Fotografi tidak lagi hanya sebatas visual gambar saja, melainkan media yang interaktif dan berjejaring dengan bentuk multimedia. Contohnya, slideshows (beraudio maupun tidak), e-book, narasi yang panjang (disertai elemen multimedia), majalah dengan konten visual yang kuat, dan cerita interaktif.
Salah satu keuntungan dari bentuk storytelling baru adalah konsumen dimungkinkan untuk mengakses dari situs dan perangkat seluler dalam jangkauan yang luas.
Ekonomi media setelah adanya disrupsi
Mode storytelling baru menjadi tantangan bagi ekonomi media baru. Sebagaimana jurnalisme banyak bergantung pada ruang iklan sebagai sumber pendapatan mereka, runtuhnya iklan media cetak tentu memberi pengaruh besar.
Periklanan digital bertumbuh, namun tidak optimal untuk diintegrasikan dengan bisnis jurnalisme. Sebab, bisnis periklanan lebih memilih untuk mencari platform tersendiri dalam melakukan publikasi iklan mereka.
Strategi media pastinya berubah demi tetap meraih keuntungan atas publikasi mereka.
Seperti The New York Times yang memberikan kesempatan bagi konsumen untuk dapat mengakses maksimal sepuluh artikel per bulannya, sebelum menawarkan biaya langganan.
Cara ini berhasil meraih sebanyak 640.000 konsumen yang akhirnya memilih untuk berlangganan. Pendapatan The New York Times yang berasal dari subscriber dan iklan berhasil diseimbangkan.
Simpulan
Jurnalisme multimedia mungkin awalnya tampak sederhana, tapi ternyata banyak aspek yang memberikan manfaat jika dipahami dengan baik.
Bergabungnya aspek multimedia dengan jurnalisme mempermudah masyarakat informasi untuk mendapatkan dan menyebarluaskan kembali berita yang diterima.
Membaca teks yang panjang cenderung terkesan membosankan.

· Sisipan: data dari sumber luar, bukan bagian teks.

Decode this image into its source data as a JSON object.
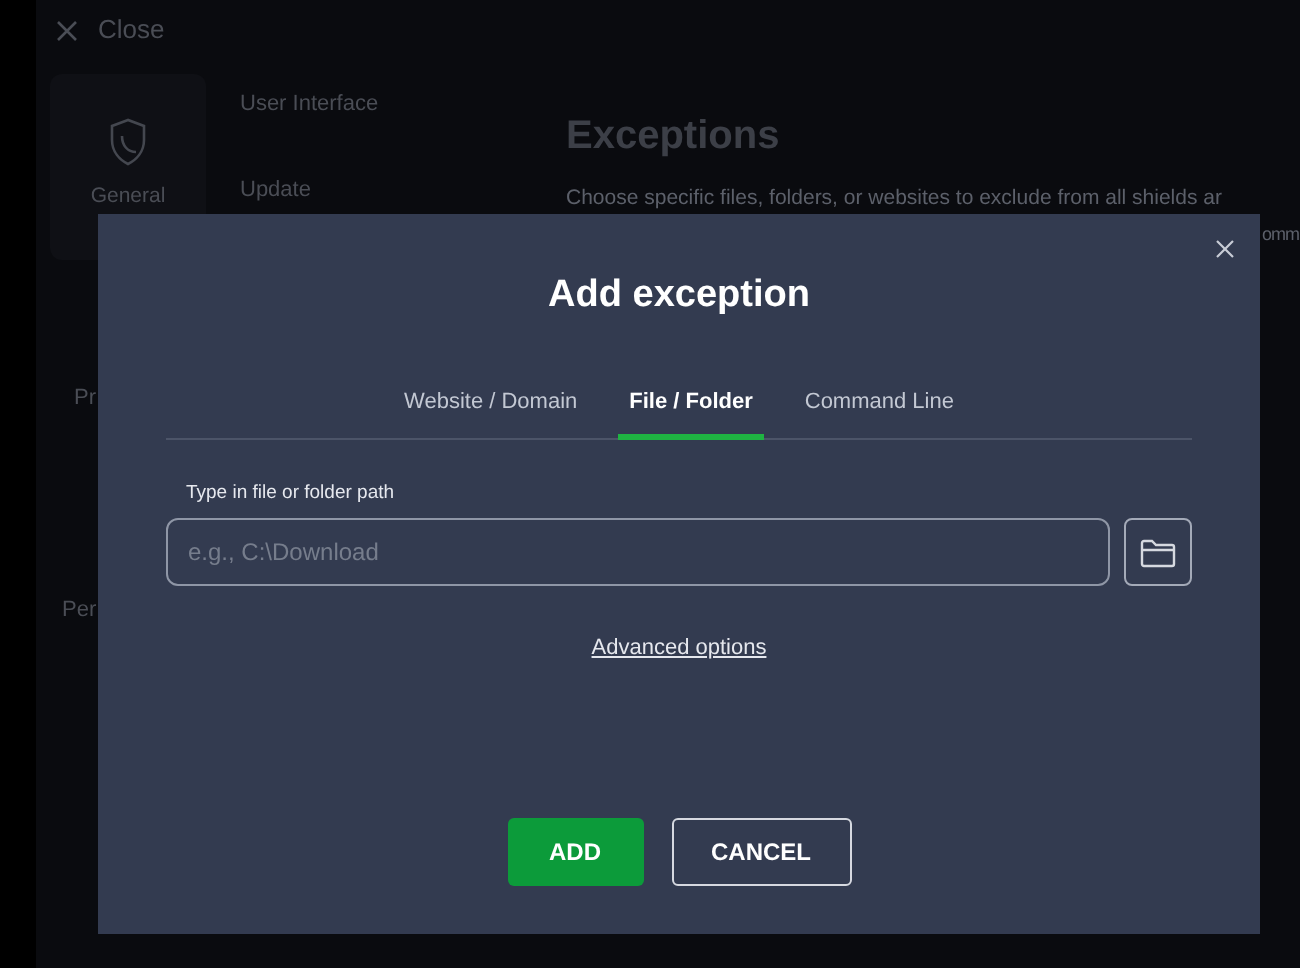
{
  "background": {
    "close_label": "Close",
    "sidebar_card": {
      "label": "General"
    },
    "sidebar_sections": [
      "Pr",
      "Per"
    ],
    "nav_items": [
      "User Interface",
      "Update"
    ],
    "heading": "Exceptions",
    "description": "Choose specific files, folders, or websites to exclude from all shields ar",
    "description_line_2": "omm"
  },
  "dialog": {
    "title": "Add exception",
    "tabs": [
      {
        "label": "Website / Domain",
        "selected": false
      },
      {
        "label": "File / Folder",
        "selected": true
      },
      {
        "label": "Command Line",
        "selected": false
      }
    ],
    "path_field": {
      "label": "Type in file or folder path",
      "placeholder": "e.g., C:\\Download"
    },
    "advanced_link": "Advanced options",
    "buttons": [
      {
        "label": "ADD",
        "kind": "primary"
      },
      {
        "label": "CANCEL",
        "kind": "secondary"
      }
    ]
  }
}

Mungkin, seperti itulah gambaran berita yang ditemukan sebelum era jurnalisme multimedia.
Sekarang, membaca berita tidak lagi sekadar 'membaca' saja, melainkan melihat foto, menonton video, mendengarkan berita lisan, bahkan ada fitur interaktif yang membuat pembaca semakin memahami informasi yang disajikan.
Bagi mereka yang tertarik untuk bekerja di dunia jurnalisme, saat ini banyak inovasi yang membuat pekerja media berita bisa meningkatkan banyak kompetensi sekaligus. Misalnya, seorang jurnalis tidak hanya mampu meliput dan menulis berita, melainkan juga membuat output visual, audio, bahkan video.
Referensi
Campbell, D. (2013). Visual Storytelling in the Age of Post-Industrialist Journalism. World Press Photo.
Deuze, M. (2004). What is multimedia journalism?. Journalism Studies, 5(2), 139-152.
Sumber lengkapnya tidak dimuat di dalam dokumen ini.